Higher serum MCFAs may reduce diabetes risk

Dietary medium-chain fatty acids (MCFAs) are inversely associated with the risk of developing type 2 diabetes mellitus (T2DM), reports a study, noting a possible interaction between genetic susceptibility and circulating octanoic acid in moderating diabetes risk.

"Our study revealed a statistically significant association between higher circulating levels of octanoic acid and nonanoic acid and reduced risks of T2DM in a nested case-control study,” the researchers said. “Furthermore, lifestyle factors and genetic predisposition influenced the association between MCFAs and diabetes risk.”

Baseline serum MCFAs (n=5) in a nested case-control study, which involved 1,701 diabetes patients and 1,707 matched normoglycaemic control individuals from the China Cardiometabolic Disease and Cancer Cohort Study, were examined.

The research team explored the associations between MCFAs and T2DM, both overall and stratified by diabetes genetic susceptibility. They also calculated the genetic risk scores (GRS) based on 82 T2DM-related genetic variants.

The fully adjusted conditional logistic regression model showed the inverse dose-response association of serum octanoic acid (odds ratio [OR], 0.90, 95 percent confidence interval [CI], 0.82–0.98) and nonanoic acid (OR, 0.84, 95 percent CI, 0.74–0.95) with diabetes risk. [J Clin Endoc Metab 2025;110:441-451]

In subgroup analysis, the inverse associations between MCFAs and incident diabetes were stronger among individuals with no physical activity (octanoic acid: p_interaction=0.042; nonanoic acid: p_interaction=0.034; decanoic acid: p_interaction=0.037). The inverse relationship between octanoic acid and diabetes risk was also notably increased among those with high vs low genetic risk.

In addition, there were statistically significant interactions seen between octanoic acid and GRS on the risk of T2DM (p_interaction=0.003).

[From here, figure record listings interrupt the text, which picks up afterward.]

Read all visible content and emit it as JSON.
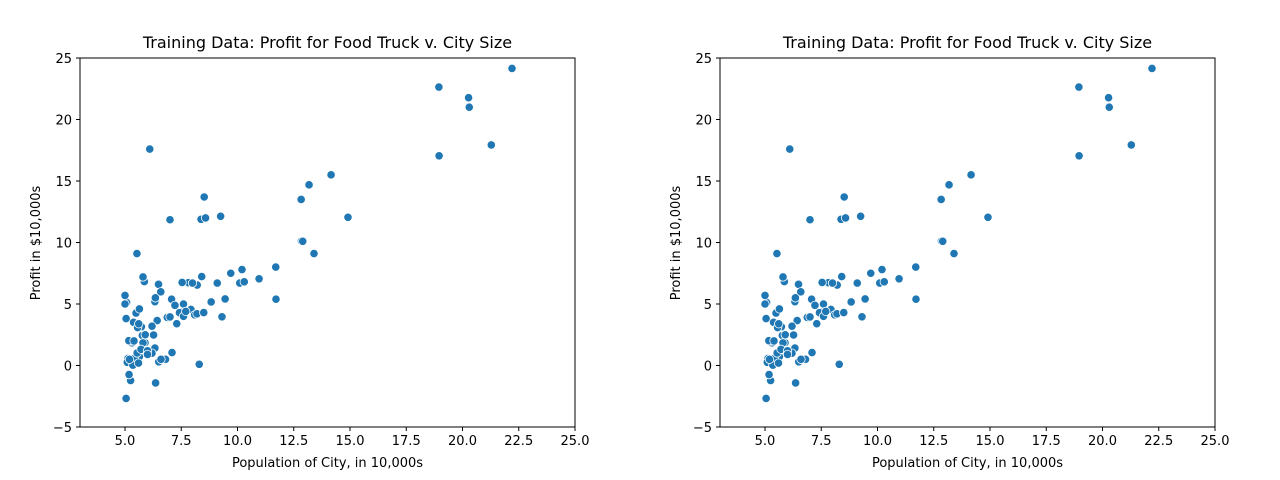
{
  "figure": {
    "marker_color": "#1f77b4",
    "marker_edge_color": "#ffffff",
    "background": "#ffffff"
  },
  "chart_data": [
    {
      "type": "scatter",
      "title": "Training Data: Profit for Food Truck v. City Size",
      "xlabel": "Population of City, in 10,000s",
      "ylabel": "Profit in $10,000s",
      "xlim": [
        3,
        25
      ],
      "ylim": [
        -5,
        25
      ],
      "xticks": [
        "5.0",
        "7.5",
        "10.0",
        "12.5",
        "15.0",
        "17.5",
        "20.0",
        "22.5",
        "25.0"
      ],
      "yticks": [
        "−5",
        "0",
        "5",
        "10",
        "15",
        "20",
        "25"
      ],
      "grid": false,
      "points": [
        [
          6.1,
          17.6
        ],
        [
          5.53,
          9.1
        ],
        [
          8.52,
          13.7
        ],
        [
          7.0,
          11.85
        ],
        [
          5.86,
          6.82
        ],
        [
          8.38,
          11.89
        ],
        [
          7.48,
          4.35
        ],
        [
          8.58,
          12.0
        ],
        [
          6.49,
          6.6
        ],
        [
          5.05,
          3.82
        ],
        [
          5.71,
          3.25
        ],
        [
          14.16,
          15.5
        ],
        [
          5.73,
          3.15
        ],
        [
          8.41,
          7.23
        ],
        [
          5.64,
          0.72
        ],
        [
          5.38,
          3.51
        ],
        [
          6.37,
          5.3
        ],
        [
          5.13,
          0.56
        ],
        [
          6.43,
          3.65
        ],
        [
          7.07,
          5.39
        ],
        [
          6.19,
          3.14
        ],
        [
          20.27,
          21.77
        ],
        [
          5.49,
          4.26
        ],
        [
          6.33,
          5.19
        ],
        [
          5.56,
          3.08
        ],
        [
          18.95,
          22.64
        ],
        [
          12.83,
          13.5
        ],
        [
          10.96,
          7.05
        ],
        [
          13.18,
          14.69
        ],
        [
          22.2,
          24.15
        ],
        [
          5.25,
          -1.22
        ],
        [
          6.59,
          5.99
        ],
        [
          9.25,
          12.13
        ],
        [
          5.89,
          1.85
        ],
        [
          8.21,
          6.54
        ],
        [
          7.93,
          4.56
        ],
        [
          8.1,
          4.12
        ],
        [
          5.61,
          3.39
        ],
        [
          12.84,
          10.12
        ],
        [
          6.35,
          5.5
        ],
        [
          5.41,
          0.56
        ],
        [
          6.88,
          3.91
        ],
        [
          11.71,
          5.39
        ],
        [
          5.77,
          2.44
        ],
        [
          7.82,
          6.73
        ],
        [
          7.09,
          1.05
        ],
        [
          5.07,
          5.13
        ],
        [
          5.8,
          1.84
        ],
        [
          11.7,
          8.0
        ],
        [
          5.54,
          1.02
        ],
        [
          7.54,
          6.75
        ],
        [
          5.31,
          1.84
        ],
        [
          7.42,
          4.29
        ],
        [
          7.6,
          5.0
        ],
        [
          6.33,
          1.42
        ],
        [
          6.36,
          -1.42
        ],
        [
          6.27,
          2.48
        ],
        [
          5.64,
          4.6
        ],
        [
          9.31,
          3.96
        ],
        [
          9.45,
          5.41
        ],
        [
          8.83,
          5.17
        ],
        [
          5.18,
          -0.74
        ],
        [
          21.28,
          17.93
        ],
        [
          14.91,
          12.05
        ],
        [
          18.96,
          17.05
        ],
        [
          7.22,
          4.89
        ],
        [
          5.3,
          1.99
        ],
        [
          5.05,
          -2.68
        ],
        [
          5.17,
          2.02
        ],
        [
          5.1,
          0.26
        ],
        [
          7.0,
          3.95
        ],
        [
          5.35,
          0.03
        ],
        [
          5.0,
          5.0
        ],
        [
          5.71,
          1.32
        ],
        [
          6.2,
          1.0
        ],
        [
          5.4,
          2.0
        ],
        [
          5.9,
          2.5
        ],
        [
          6.5,
          0.3
        ],
        [
          5.0,
          5.7
        ],
        [
          5.6,
          0.2
        ],
        [
          6.0,
          1.2
        ],
        [
          6.2,
          3.2
        ],
        [
          7.3,
          3.4
        ],
        [
          7.6,
          4.0
        ],
        [
          8.0,
          6.7
        ],
        [
          8.2,
          4.2
        ],
        [
          9.1,
          6.7
        ],
        [
          9.7,
          7.5
        ],
        [
          10.1,
          6.7
        ],
        [
          10.2,
          7.8
        ],
        [
          10.3,
          6.8
        ],
        [
          12.9,
          10.1
        ],
        [
          13.4,
          9.1
        ],
        [
          20.3,
          21.0
        ],
        [
          5.8,
          7.2
        ],
        [
          6.8,
          0.5
        ],
        [
          8.3,
          0.1
        ],
        [
          8.5,
          4.3
        ],
        [
          7.7,
          4.4
        ],
        [
          6.6,
          0.5
        ],
        [
          6.0,
          0.9
        ],
        [
          5.2,
          0.5
        ]
      ]
    },
    {
      "type": "scatter",
      "title": "Training Data: Profit for Food Truck v. City Size",
      "xlabel": "Population of City, in 10,000s",
      "ylabel": "Profit in $10,000s",
      "xlim": [
        3,
        25
      ],
      "ylim": [
        -5,
        25
      ],
      "xticks": [
        "5.0",
        "7.5",
        "10.0",
        "12.5",
        "15.0",
        "17.5",
        "20.0",
        "22.5",
        "25.0"
      ],
      "yticks": [
        "−5",
        "0",
        "5",
        "10",
        "15",
        "20",
        "25"
      ],
      "grid": false,
      "points": [
        [
          6.1,
          17.6
        ],
        [
          5.53,
          9.1
        ],
        [
          8.52,
          13.7
        ],
        [
          7.0,
          11.85
        ],
        [
          5.86,
          6.82
        ],
        [
          8.38,
          11.89
        ],
        [
          7.48,
          4.35
        ],
        [
          8.58,
          12.0
        ],
        [
          6.49,
          6.6
        ],
        [
          5.05,
          3.82
        ],
        [
          5.71,
          3.25
        ],
        [
          14.16,
          15.5
        ],
        [
          5.73,
          3.15
        ],
        [
          8.41,
          7.23
        ],
        [
          5.64,
          0.72
        ],
        [
          5.38,
          3.51
        ],
        [
          6.37,
          5.3
        ],
        [
          5.13,
          0.56
        ],
        [
          6.43,
          3.65
        ],
        [
          7.07,
          5.39
        ],
        [
          6.19,
          3.14
        ],
        [
          20.27,
          21.77
        ],
        [
          5.49,
          4.26
        ],
        [
          6.33,
          5.19
        ],
        [
          5.56,
          3.08
        ],
        [
          18.95,
          22.64
        ],
        [
          12.83,
          13.5
        ],
        [
          10.96,
          7.05
        ],
        [
          13.18,
          14.69
        ],
        [
          22.2,
          24.15
        ],
        [
          5.25,
          -1.22
        ],
        [
          6.59,
          5.99
        ],
        [
          9.25,
          12.13
        ],
        [
          5.89,
          1.85
        ],
        [
          8.21,
          6.54
        ],
        [
          7.93,
          4.56
        ],
        [
          8.1,
          4.12
        ],
        [
          5.61,
          3.39
        ],
        [
          12.84,
          10.12
        ],
        [
          6.35,
          5.5
        ],
        [
          5.41,
          0.56
        ],
        [
          6.88,
          3.91
        ],
        [
          11.71,
          5.39
        ],
        [
          5.77,
          2.44
        ],
        [
          7.82,
          6.73
        ],
        [
          7.09,
          1.05
        ],
        [
          5.07,
          5.13
        ],
        [
          5.8,
          1.84
        ],
        [
          11.7,
          8.0
        ],
        [
          5.54,
          1.02
        ],
        [
          7.54,
          6.75
        ],
        [
          5.31,
          1.84
        ],
        [
          7.42,
          4.29
        ],
        [
          7.6,
          5.0
        ],
        [
          6.33,
          1.42
        ],
        [
          6.36,
          -1.42
        ],
        [
          6.27,
          2.48
        ],
        [
          5.64,
          4.6
        ],
        [
          9.31,
          3.96
        ],
        [
          9.45,
          5.41
        ],
        [
          8.83,
          5.17
        ],
        [
          5.18,
          -0.74
        ],
        [
          21.28,
          17.93
        ],
        [
          14.91,
          12.05
        ],
        [
          18.96,
          17.05
        ],
        [
          7.22,
          4.89
        ],
        [
          5.3,
          1.99
        ],
        [
          5.05,
          -2.68
        ],
        [
          5.17,
          2.02
        ],
        [
          5.1,
          0.26
        ],
        [
          7.0,
          3.95
        ],
        [
          5.35,
          0.03
        ],
        [
          5.0,
          5.0
        ],
        [
          5.71,
          1.32
        ],
        [
          6.2,
          1.0
        ],
        [
          5.4,
          2.0
        ],
        [
          5.9,
          2.5
        ],
        [
          6.5,
          0.3
        ],
        [
          5.0,
          5.7
        ],
        [
          5.6,
          0.2
        ],
        [
          6.0,
          1.2
        ],
        [
          6.2,
          3.2
        ],
        [
          7.3,
          3.4
        ],
        [
          7.6,
          4.0
        ],
        [
          8.0,
          6.7
        ],
        [
          8.2,
          4.2
        ],
        [
          9.1,
          6.7
        ],
        [
          9.7,
          7.5
        ],
        [
          10.1,
          6.7
        ],
        [
          10.2,
          7.8
        ],
        [
          10.3,
          6.8
        ],
        [
          12.9,
          10.1
        ],
        [
          13.4,
          9.1
        ],
        [
          20.3,
          21.0
        ],
        [
          5.8,
          7.2
        ],
        [
          6.8,
          0.5
        ],
        [
          8.3,
          0.1
        ],
        [
          8.5,
          4.3
        ],
        [
          7.7,
          4.4
        ],
        [
          6.6,
          0.5
        ],
        [
          6.0,
          0.9
        ],
        [
          5.2,
          0.5
        ]
      ]
    }
  ]
}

“These results offer valuable insights for the implementation of precision nutrition both in clinical and public health settings,” the researchers said. “Our findings generally support the protective effect of MCFAs but also emphasize the personalized approaches in improving serum MCFA profiles for T2DM prevention, which could be tailored according to individuals’ genetic and lifestyle profiles.”

Mechanism

The decrease in T2DM risks associated with higher serum MCFAs could be explained by certain potential mechanisms. For instance, an earlier study investigating the intake of octanoic, decanoic, and lauric acids found enhanced glucose metabolism as well as reversal of insulin resistance, particularly in the skeletal muscle. [Diabetes 2020;70:91‐98]

“It is worth mentioning that lifestyle behaviours may inevitably influence the association between fatty acid levels and diabetes risk,” the researchers said. “Our findings demonstrate that individuals with poor lifestyle patterns, particularly those who are physically inactive, exhibit stronger inverse associations between serum MCFAs and incident T2DM risks.”

A previous study suggested that dietary fatty acids could serve as “compensatory factors” to counteract the adverse effects of traditional nonideal lifestyles. Thus, supplementation with specific octanoic and nonanoic acids could be beneficial to individuals with unhealthy lifestyle behaviours. [J Nutr Biochem 2016;36:1‐20]

“Future research using full cohort-level data is needed to more rigorously evaluate the association and underlying mechanisms linking MCFA metabolism and genetic predisposition,” the researchers said.